Progetti sul territorio

Germogli Sonori

Con “Germogli Sonori” AmbriaJazz si pone l’obiettivo di avvicinare i bambini in età scolare alla musica improvvisata e ai primi rudimenti del jazz attraverso il gioco e le fiabe, di prepararli all’ascolto dei concerti e di scoprire la natura come fonte ispiratrice. Gli obiettivi secondari sono l’implementazione del pubblico e il coinvolgimento delle famiglie nelle attività culturali di AmbriaJazz.

“Germogli Sonori” è un progetto di formazione musicale rivolto ai bambini in età scolare da sei a tredici anni, in cui l’attività è resa attraverso il gioco e la fantasia; si svolge in piena natura nel bellissimo paesaggio alpino valtellinese, sui prati in quota e nei parchi.
Il luogo è importante perché è proprio la Natura fonte prima d’ispirazione dove ascoltare i suoni ritmati e melodici che li liberano nell’aria, dove trovare foglie secche, legnetti e sassi da percuotere cercando il proprio ritmo, incontrando quindi il ritmo dell’altro, infine degli altri. Un percorso che parte dalla Natura, a portata di tutti, per andare via via perfezionandosi affinché ogni bambino possa maturare in sé stesso il desiderio di produrre un suono e, forse, di appassionarsi ad uno strumento.

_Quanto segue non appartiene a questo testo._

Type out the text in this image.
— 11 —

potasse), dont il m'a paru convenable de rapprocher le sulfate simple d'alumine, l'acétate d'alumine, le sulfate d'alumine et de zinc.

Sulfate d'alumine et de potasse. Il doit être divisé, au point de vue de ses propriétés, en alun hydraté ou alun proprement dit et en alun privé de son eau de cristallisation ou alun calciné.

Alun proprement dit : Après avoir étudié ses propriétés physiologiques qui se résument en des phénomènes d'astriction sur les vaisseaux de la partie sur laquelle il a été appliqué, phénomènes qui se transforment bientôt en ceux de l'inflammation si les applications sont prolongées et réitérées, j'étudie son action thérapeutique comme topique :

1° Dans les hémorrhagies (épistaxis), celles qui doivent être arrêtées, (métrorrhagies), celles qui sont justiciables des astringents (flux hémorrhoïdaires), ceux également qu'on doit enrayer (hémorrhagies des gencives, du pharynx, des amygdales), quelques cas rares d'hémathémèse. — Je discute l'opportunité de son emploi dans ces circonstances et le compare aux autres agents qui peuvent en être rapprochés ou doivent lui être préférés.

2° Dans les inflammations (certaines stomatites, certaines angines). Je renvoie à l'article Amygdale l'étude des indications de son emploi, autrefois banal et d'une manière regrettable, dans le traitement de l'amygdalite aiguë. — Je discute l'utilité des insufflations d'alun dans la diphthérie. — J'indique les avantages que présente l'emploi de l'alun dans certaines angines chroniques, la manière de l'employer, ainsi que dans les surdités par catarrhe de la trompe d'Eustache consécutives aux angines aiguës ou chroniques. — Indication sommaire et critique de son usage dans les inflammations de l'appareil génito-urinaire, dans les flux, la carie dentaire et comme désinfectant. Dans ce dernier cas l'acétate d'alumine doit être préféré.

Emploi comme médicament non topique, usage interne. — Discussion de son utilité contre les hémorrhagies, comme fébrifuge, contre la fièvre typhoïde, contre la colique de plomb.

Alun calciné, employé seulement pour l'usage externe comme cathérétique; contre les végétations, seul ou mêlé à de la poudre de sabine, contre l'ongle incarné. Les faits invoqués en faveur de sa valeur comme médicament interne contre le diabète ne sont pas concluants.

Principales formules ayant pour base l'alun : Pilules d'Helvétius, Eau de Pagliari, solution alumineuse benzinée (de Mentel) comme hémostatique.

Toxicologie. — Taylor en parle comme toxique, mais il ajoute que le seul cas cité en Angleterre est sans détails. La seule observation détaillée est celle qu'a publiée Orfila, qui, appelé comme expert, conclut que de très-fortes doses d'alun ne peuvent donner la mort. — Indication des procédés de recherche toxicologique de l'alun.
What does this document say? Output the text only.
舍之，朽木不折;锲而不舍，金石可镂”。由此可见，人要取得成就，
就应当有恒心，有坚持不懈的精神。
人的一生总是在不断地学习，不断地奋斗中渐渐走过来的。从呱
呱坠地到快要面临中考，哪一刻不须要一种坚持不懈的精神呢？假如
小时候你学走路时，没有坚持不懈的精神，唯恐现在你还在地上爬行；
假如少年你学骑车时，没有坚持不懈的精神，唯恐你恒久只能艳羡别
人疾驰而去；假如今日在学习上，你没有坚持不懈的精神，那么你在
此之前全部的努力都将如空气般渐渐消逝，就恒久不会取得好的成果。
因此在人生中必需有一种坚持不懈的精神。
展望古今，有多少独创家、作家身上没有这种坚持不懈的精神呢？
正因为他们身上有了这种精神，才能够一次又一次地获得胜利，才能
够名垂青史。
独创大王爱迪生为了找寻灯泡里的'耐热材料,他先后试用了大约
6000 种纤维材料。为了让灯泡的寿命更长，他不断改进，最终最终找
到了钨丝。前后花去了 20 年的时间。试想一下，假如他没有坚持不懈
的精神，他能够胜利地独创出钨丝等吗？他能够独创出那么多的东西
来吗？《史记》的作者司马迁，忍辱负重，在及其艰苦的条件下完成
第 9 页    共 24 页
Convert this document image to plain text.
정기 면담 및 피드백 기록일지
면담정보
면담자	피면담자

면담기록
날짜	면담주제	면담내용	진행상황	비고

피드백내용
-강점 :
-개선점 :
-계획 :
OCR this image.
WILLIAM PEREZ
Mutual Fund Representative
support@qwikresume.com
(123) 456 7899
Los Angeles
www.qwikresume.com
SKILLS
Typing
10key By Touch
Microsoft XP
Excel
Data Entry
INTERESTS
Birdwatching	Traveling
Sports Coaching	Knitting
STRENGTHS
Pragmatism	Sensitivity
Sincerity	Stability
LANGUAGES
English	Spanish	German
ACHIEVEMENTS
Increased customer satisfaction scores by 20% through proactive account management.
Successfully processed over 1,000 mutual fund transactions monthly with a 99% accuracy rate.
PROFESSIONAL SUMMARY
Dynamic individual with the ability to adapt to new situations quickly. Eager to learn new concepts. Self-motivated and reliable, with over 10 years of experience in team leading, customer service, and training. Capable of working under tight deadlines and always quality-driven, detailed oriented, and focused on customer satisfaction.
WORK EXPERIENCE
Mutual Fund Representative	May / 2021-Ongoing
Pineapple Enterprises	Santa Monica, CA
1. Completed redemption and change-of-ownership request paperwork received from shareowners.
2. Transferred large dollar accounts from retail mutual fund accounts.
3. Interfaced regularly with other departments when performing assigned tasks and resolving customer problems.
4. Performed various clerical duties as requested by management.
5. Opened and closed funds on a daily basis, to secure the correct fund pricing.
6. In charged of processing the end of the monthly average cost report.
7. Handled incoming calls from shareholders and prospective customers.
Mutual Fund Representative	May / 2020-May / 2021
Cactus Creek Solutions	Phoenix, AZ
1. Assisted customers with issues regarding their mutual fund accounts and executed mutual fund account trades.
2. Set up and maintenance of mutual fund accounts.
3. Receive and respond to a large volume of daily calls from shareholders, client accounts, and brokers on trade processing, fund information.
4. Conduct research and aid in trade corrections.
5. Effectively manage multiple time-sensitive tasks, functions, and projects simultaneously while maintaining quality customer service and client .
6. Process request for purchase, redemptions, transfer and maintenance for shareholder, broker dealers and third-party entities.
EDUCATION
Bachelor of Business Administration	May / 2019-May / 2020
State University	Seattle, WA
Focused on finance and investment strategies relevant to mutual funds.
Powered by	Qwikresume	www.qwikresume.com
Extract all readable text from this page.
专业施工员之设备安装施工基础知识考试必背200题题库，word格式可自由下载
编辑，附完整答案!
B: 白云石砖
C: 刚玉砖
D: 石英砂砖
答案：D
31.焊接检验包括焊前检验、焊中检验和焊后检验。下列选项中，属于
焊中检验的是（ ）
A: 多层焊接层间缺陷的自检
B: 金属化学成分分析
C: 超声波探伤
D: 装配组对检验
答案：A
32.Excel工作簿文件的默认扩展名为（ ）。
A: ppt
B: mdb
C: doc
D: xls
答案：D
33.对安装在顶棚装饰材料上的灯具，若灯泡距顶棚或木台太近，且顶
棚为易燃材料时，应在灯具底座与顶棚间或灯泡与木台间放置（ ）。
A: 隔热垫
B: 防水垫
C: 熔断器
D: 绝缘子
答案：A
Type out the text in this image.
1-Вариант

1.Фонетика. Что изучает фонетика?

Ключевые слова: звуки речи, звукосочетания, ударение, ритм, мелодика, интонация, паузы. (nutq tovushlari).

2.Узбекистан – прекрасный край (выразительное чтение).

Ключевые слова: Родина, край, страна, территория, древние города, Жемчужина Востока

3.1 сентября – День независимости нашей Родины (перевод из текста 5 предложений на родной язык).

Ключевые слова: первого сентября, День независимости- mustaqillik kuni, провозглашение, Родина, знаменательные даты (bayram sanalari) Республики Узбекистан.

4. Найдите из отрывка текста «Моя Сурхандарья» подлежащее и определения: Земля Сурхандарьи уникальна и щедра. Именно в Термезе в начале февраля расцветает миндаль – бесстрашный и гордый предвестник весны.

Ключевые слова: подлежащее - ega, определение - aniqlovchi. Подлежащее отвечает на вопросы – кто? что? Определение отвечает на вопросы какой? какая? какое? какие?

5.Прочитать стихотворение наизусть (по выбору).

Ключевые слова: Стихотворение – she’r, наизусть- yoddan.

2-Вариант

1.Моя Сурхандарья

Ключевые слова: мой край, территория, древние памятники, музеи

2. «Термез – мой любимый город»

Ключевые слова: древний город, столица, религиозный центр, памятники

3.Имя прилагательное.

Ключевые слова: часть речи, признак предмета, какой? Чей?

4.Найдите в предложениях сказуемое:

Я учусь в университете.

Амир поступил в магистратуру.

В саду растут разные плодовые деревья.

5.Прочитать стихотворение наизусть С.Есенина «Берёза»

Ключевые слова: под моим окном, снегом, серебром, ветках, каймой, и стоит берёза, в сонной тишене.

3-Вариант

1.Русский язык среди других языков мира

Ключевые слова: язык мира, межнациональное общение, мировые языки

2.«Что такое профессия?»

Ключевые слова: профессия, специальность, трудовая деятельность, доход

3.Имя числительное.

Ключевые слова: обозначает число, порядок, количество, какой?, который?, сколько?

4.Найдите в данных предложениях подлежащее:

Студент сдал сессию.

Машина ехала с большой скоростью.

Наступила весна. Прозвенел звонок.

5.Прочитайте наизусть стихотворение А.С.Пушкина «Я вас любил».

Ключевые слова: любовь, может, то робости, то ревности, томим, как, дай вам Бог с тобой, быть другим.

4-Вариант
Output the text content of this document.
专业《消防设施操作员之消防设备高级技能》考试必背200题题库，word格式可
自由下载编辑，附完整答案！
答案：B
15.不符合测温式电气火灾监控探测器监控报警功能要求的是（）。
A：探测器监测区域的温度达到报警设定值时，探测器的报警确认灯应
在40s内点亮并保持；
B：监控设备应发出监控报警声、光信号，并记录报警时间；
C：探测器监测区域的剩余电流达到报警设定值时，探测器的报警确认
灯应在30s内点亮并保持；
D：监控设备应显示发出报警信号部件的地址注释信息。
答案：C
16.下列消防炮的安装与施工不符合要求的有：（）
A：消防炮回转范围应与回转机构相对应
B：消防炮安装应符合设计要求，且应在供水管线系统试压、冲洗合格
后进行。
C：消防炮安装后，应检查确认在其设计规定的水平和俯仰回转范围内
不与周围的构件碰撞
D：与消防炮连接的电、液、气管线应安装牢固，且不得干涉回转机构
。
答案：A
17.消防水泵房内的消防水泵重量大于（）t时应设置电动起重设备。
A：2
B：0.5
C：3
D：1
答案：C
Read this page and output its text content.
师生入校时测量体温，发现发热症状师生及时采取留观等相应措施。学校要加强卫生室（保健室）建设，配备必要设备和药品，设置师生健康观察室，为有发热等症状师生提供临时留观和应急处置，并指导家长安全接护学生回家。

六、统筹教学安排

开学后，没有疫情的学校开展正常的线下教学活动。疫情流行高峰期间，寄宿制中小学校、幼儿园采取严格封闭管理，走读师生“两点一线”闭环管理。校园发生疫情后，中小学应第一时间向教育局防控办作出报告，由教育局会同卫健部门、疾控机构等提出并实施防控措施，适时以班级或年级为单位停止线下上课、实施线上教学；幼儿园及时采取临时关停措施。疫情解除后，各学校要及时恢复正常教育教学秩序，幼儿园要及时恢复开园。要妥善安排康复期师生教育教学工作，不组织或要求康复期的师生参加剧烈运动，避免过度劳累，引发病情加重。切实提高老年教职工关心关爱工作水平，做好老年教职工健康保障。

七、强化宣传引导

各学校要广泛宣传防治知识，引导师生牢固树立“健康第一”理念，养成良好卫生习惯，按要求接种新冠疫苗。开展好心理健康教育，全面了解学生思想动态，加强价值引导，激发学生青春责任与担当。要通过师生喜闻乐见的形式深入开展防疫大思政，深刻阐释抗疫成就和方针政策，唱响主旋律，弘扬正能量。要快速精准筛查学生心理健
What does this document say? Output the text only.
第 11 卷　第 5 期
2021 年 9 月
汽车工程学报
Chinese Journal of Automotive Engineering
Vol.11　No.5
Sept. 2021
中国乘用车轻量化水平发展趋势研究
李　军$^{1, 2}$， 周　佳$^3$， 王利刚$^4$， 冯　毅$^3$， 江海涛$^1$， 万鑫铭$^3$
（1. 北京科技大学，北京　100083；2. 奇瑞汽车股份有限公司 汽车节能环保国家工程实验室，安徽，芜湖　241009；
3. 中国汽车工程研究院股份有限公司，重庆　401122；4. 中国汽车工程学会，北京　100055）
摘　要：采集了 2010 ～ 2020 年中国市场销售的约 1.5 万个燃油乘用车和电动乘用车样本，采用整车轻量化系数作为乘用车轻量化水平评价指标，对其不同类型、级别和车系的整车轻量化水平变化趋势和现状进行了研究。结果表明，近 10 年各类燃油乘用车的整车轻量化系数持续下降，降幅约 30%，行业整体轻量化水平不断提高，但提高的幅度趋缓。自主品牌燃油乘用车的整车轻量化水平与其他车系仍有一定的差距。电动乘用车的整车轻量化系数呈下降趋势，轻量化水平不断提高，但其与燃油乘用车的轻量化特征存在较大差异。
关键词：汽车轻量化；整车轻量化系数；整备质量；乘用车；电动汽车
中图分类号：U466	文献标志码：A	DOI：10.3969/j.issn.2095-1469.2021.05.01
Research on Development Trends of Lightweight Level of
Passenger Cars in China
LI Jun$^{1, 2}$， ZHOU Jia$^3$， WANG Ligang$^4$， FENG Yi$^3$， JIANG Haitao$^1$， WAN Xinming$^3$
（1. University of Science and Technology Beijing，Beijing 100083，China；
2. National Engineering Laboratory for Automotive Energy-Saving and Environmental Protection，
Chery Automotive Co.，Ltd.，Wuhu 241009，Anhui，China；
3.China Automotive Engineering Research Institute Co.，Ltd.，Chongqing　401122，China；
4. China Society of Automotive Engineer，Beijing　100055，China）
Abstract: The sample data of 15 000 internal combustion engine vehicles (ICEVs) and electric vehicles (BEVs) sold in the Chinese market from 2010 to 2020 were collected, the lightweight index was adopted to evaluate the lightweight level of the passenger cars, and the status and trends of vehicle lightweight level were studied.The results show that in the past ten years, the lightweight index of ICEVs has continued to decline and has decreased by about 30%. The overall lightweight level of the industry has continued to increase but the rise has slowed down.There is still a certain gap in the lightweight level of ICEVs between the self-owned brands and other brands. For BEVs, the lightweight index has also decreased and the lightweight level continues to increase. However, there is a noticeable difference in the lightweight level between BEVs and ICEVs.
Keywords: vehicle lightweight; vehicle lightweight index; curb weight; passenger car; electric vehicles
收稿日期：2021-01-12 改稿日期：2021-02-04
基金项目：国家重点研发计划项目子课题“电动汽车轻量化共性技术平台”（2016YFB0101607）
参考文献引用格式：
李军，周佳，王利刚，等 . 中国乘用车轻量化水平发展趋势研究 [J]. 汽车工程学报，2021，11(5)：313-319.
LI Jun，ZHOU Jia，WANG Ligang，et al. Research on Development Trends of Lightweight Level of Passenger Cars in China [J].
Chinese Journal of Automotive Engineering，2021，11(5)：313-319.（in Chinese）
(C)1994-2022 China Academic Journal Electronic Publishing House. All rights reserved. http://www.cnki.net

Un bambino che suona (qualsiasi cosa) non è mai solo, nemmeno in un paesello di montagna dove non accade mai nulla. La musica gli farà sempre compagnia e lo aiuterà a superare i momenti difficili che la Vita, inevitabilmente, gli presenterà.
“Germogli Sonori” è anche contatto con i musicisti, è ascoltare, confrontare, conoscere tanti strumenti diversi e, speriamo, individuare quello che piace di più.Con i laboratori si può iniziare un percorso dove i suoni cominciano a prendere forma e a strutturarsi all’interno di un gruppo.

L’improvvisazione è il fondamento della musica jazz, impone il reciproco ascolto, stimola la partecipazione alla produzione musicale, sviluppa la creatività personale, promuove lo scambio d’idee fra i bambini e nutre fiducia in sé ponendo attenzione al proprio bagaglio di suoni e aiutando
a trovare risorse interiori.

“Germogli Sonori” è articolato in laboratori divisi per fasce d’età (6/10 e 11/13 anni) condotti da musicisti professionisti ed educatori. In tal modo si avvicinano i bambini ai musicisti protagonisti del festival (alcuni di essi saranno i loro stessi maestri) offrendo al tempo stesso spunto e occasione di educazione all’ascolto.
I musicisti e i formatori sono supportati da personale volontario addestrato in merito ai protocolli anti Covid secondo le linee guida dell’ATS per i Centri estivi.

I laboratori saranno quattro, strutturati in modo da essere indipendenti l’uno dall’altro ma anche da consentire la frequentazione di più unità in un percorso personale:
1) Una Fiaba raccontata a suon di note.
2) La Voce come strumento musicale primo.
3) Il Corpo e la Danza, forma e ritmo.
4) Giochi Sonori dalla Natura.

“Una Fiaba raccontata a suon di Note” stimola i bambini ad usare la fantasia per immaginare una storia da raccontare senza uso delle parole che sono invece sostituite dalle note. I vari strumenti musicali saranno le voci dei personaggi e dovranno dialogare tra loro.
“La Voce come strumento musicale primo” rivela le risorse interiori del bambino che nel gruppo diventano dialoghi e invenzioni a più voci, strumenti primordiali per entrare in contatto con sé stessi e con gli altri e per creare estemporaneamente una melodia, un ritmo, giocando con il circle song. Si parte dall’autoascolto per poi comunicare a due e infine a più voci.

“Il Corpo e la Danza, forma e ritmo” dalla pulsazione vitale alla body percussion in movimento con i ritmi della natura. Non si può separare la musica dal movimento corporeo per comprenderla: ognuno possiede un ritmo interno diverso da quello degli altri; un ritmo dettato dal respiro, dal battito cardiaco, dalle azioni che si compiono e dalle emozioni che si provano. Il proprio ritmo interno rende più esclusivo, autentico e creativo
il movimento di ognuno che, intrecciato agli altri, diventa ascolto, interazione, partitura musicale, esercizio di contrappunto.

“Giochi Sonori dalla Natura” è la ricerca dei suoni in natura, ritmici e melodici, ma anche l’uso di oggetti che la natura offre per produrre suono, la base della creazione degli strumenti musicali. L’obiettivo non è tanto l’imitazione dei suoni della natura ma la ricerca della loro essenza, la ricerca della qualità intrinseca.